海辺の猫たちが穏やかに暮らせますように。
by さりゅ 2017-04-25 18:17
>ふみちゃんさん
そうなんです。フーちゃんのように治療を受けられる子ばかりではありません。水辺の鳥たちも、釣り糸が足の絡まって動けなくなったり足がもげたりして亡くなるケースが多発しているそうです。本当に、心ないニンゲンのやることと言ったら!
by 道ばた猫 2017-04-26 02:47
>さりゅさん
釣り糸を捨てる。猫を捨てる。根っこは同じことのような気がしますね。あとのことは知らない、という・・・。
by 道ばた猫 2017-04-26 02:52
釣り針を捨てて平気で帰る……最低限のマナーも持ち帰ってほしいですね。釣り針を捨てた人には釣り針を飲み込んでしまった猫たちと同じ思いをしてほしいです。目には目を…です!(怒!)飲み込んでしまったフーちゃん、チロリン、しろちゃんなどなどみなさんのおかげで元気になっているということでよかったです。みなさんの大きな愛情と力に尊敬しっぱなしです。漁師のみなさんも素晴らしいですね!よそからやってくる釣り人のひとたち、常識的な行動をしてほしいです!
by とも 2017-04-26 07:37
マナーの悪い釣り人の話はよく聞きます。いつも弱い立場の動物達がひどい目にあっているんですよね。
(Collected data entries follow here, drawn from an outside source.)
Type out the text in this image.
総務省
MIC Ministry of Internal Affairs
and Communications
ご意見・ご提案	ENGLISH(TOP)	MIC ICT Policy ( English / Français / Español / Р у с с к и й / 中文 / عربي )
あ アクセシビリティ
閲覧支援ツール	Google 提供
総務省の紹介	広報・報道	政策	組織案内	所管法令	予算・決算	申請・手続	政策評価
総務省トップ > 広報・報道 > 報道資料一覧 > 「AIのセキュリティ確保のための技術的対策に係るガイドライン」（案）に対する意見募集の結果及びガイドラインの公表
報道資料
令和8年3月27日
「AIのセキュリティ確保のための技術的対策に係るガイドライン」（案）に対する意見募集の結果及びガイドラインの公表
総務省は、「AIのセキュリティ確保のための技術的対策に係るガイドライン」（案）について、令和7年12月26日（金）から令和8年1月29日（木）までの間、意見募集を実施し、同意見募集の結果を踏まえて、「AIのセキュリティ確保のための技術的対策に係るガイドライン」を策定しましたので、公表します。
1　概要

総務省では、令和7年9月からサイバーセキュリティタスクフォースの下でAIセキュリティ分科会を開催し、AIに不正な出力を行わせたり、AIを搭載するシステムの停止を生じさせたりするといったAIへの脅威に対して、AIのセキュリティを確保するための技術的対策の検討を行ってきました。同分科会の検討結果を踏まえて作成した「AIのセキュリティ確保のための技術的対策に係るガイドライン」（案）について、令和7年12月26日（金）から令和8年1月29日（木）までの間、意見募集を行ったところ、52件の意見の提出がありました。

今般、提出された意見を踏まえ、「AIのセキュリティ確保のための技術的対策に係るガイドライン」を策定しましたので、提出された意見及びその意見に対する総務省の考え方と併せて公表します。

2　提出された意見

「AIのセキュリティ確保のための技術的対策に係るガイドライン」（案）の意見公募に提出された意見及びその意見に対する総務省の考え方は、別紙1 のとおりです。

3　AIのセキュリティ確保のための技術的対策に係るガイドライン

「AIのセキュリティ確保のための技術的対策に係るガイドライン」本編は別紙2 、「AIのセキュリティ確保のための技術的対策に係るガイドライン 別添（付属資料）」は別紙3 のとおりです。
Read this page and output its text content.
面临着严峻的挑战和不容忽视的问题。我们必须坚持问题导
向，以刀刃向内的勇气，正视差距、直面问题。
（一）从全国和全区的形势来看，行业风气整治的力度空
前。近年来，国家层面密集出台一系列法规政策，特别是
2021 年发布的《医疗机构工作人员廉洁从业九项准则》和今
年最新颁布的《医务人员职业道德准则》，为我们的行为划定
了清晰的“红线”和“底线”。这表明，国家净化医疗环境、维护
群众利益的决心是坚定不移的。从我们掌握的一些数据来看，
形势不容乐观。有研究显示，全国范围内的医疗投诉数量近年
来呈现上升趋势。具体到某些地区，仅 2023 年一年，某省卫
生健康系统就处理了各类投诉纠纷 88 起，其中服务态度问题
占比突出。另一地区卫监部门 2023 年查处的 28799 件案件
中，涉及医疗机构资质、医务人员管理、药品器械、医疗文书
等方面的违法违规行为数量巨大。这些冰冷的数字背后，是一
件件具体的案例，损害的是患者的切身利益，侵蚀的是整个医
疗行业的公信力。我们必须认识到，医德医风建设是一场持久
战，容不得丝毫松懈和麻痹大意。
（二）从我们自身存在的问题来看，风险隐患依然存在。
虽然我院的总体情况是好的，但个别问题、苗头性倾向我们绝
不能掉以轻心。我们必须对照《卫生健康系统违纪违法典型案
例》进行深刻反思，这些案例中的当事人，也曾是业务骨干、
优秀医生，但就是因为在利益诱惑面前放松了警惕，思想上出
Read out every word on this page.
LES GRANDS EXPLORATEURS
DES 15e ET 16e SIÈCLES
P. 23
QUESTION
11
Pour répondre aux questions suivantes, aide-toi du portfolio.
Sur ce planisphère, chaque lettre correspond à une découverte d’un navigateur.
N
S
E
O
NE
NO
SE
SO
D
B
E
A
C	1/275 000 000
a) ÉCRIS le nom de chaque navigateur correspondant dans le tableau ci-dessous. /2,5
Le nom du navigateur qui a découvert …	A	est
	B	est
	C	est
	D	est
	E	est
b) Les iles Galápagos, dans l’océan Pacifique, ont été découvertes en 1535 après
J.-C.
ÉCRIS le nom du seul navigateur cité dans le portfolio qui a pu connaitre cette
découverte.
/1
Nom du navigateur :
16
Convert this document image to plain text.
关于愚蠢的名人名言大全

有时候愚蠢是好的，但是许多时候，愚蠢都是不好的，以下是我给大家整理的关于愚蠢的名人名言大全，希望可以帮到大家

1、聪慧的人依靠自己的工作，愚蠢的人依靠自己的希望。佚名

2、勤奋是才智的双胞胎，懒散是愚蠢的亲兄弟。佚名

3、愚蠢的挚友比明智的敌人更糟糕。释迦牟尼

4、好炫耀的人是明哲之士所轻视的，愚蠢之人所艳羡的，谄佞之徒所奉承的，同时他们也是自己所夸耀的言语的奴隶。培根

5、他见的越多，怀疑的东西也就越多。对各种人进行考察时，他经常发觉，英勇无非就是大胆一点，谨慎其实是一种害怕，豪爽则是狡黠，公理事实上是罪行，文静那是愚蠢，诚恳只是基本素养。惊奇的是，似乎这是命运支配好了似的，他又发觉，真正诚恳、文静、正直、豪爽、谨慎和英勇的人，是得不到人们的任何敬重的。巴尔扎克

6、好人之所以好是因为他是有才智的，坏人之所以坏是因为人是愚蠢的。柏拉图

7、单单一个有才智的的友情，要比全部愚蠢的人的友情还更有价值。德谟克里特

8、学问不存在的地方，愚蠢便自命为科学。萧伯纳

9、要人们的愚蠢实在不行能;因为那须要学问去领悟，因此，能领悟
もっと思いやりをもってほしい!!!ニンゲン達よ!!!と いつも思います。
by ぺったんの母 2017-04-26 13:19
>ともさん
フーちゃんの手術には、カンパを寄せた人が何人もいたそうです。
無事仲間の元へ戻れてよかったね、ふーちゃん!
by 道ばた猫 2017-04-27 00:31
>ぺったんのお母さま
もちろん、きちんと後始末をする釣り師の方はたくさんいらっしゃるでしょうが・・・残念な人も多いのが現状です。釣り針の危険さがもっと告知されますように。
by 道ばた猫 2017-04-27 00:39
私の知っているボランティアの方々がお世話している河原に住んでいる猫ちゃんですが、昨年の6月に釣り人が捨てた釣り針を飲み込んでしまいました。お世話されていた方が病院に運び、大手術の末その時は何とか命を取り留めましたが、一ヶ月半後に亡くなってしまいました。河原で皆さんに可愛がられていた猫ちゃんだったので、本当に悲しい出来事でした。こんな事は絶対あってはならない事です。これから釣りのシーズンです。釣り人にはマナーをしっかり守って欲しいです。
by 山猫 2017-04-27 12:18
>山猫さん
なんということ・・・。本当にいたわしいです。
ごめんね、ニンゲンがそんなひどいことをして。安らかに。